Hezbollah fired more than 100 rockets into Israel, some of which targeted the southern part of the country. Israel struck back with hundreds of air strikes in Lebanon.
It's probably too late for either side to pull back now. Israel appears bound and determined to drive the terrorists from the border with Lebanon in Northern Israel where their almost daily attacks have made life intolerable for many citizens. while Hezbollah can't back down. More than 60,000 Israelis have been evacuated from their homes since early October due to the constant Hezbollah rocket attacks.
The terrorists are exactly where Israel wants them. Hezbollah is reeling after the dual pager and walkie-talkie attacks earlier last week as well as Israel's devastating air strikes on Beirut that killed Hezbollah commander Ibrahim Aqil, leader of the crack Radwan Force and operational commander of the entire military arm of the terrorists. Hezbollah doesn't want an all-out war after being crippled so badly.
Israel isn't giving them a choice.
“We admit that we are pained. We are humans. But as we are pained — you will also be pained,” Hezbollah’s deputy leader Naim Kassem said. He also warned of unexpected attacks “from outside the box,” pointing to rockets fired deep into Southern Israel.
"No country can accept the wanton rocketing of its cities. We can’t accept it either,” said Israeli Prime Minister Benjamin Netanyahu. Indeed, Hezbollah has been firing rockets into Northern Israel for years.
On cue, the White House is playing its usual delusional game, believing they can put the war genie back in the bottle. National Security spokesman John Kirby claimed that the U.S. was “involved in extensive and quite assertive diplomacy.” He added: “We want to make sure that we can continue to do everything we can to try to prevent this from becoming an all-out war there with Hezbollah across that Lebanese border.”
Tell Biden to go back to sleep, John. No one is listening to the U.S.
Biden wants to maintain the fiction that everything was fine until Israel went after Hamas after October 7.
The U.S. has been pushing for a diplomatic solution that would have Hezbollah agree to voluntarily move its force several miles off the Israeli border and back toward a line agreed to after their 2006 war. That agreement is enforced by United Nations peacekeepers, who have been unable to keep Hezbollah out.
Israeli officials said those talks are hitting a dead end, and time is running out to find a solution other than war to stop Hezbollah’s cross-border attacks.
The line agreed to after the 2006 war was just north of the Litani River, about 18 miles from Israel's border. I'm sure that Prime Minister Netanyahu is thinking that Hezbollah should be a lot farther away than that. Hezbollah's stockpile of rockets includes about 75,000 "Soviet Grad 122 mm multiple rocket launchers with an effective range of up to 32 miles. A Grad launcher typically has 40 barrels which must be reloaded after each volley," according to The Jewish Press.

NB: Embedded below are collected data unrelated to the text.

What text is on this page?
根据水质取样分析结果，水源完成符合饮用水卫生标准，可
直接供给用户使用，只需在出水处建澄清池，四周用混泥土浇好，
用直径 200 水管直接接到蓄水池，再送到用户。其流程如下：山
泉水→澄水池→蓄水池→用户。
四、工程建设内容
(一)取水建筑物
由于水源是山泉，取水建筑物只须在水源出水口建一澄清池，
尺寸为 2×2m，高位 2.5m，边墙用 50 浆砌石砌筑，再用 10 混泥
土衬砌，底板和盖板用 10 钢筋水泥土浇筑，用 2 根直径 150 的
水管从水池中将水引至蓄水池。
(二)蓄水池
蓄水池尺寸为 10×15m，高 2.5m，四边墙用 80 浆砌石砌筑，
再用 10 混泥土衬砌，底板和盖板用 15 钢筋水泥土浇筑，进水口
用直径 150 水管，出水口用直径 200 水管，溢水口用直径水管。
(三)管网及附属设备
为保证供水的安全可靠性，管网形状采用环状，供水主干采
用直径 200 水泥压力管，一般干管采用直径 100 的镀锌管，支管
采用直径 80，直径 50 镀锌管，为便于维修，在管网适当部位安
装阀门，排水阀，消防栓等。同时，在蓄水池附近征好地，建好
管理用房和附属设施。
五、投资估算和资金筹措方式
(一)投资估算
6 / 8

That makes the Litani River line useless to Israel's security. Netanyahu is almost certainly looking to double that distance from Israel's border which means this time, Israel will be looking to carve out a zone inside Lebanon that Hezbollah will not be able to cross.
“We cannot leave the north the way it is,” Nir Barkat, Israel’s economy minister, said in an interview. “I don’t think that Hezbollah will volunteer to move to the north. So there’s another part of the war ahead of us.”
Israel’s strategic shift is geared toward shaking up a cross-border conflict that has been costly to both sides but has no clear diplomatic off ramp. Hezbollah has pledged to continue attacking Israel until the fighting ends in Gaza, but cease-fire talks have been fruitless for months and are currently stalled. Hezbollah began firing rockets across the border shortly after the Hamas-led Oct. 7 attacks that sparked the war in Gaza.
“With the region on the brink of an imminent catastrophe, it cannot be overstated enough: there is NO military solution that will make either side safer,” Jeanine Hennis-Plasschaert, the U.N. envoy for Lebanon, said in an X post.
I call BS on that. If Israel can push Hezbollah back from its border with Lebanon another 20-30 miles, Israeli citizens in Northern Israel will be a lot safer.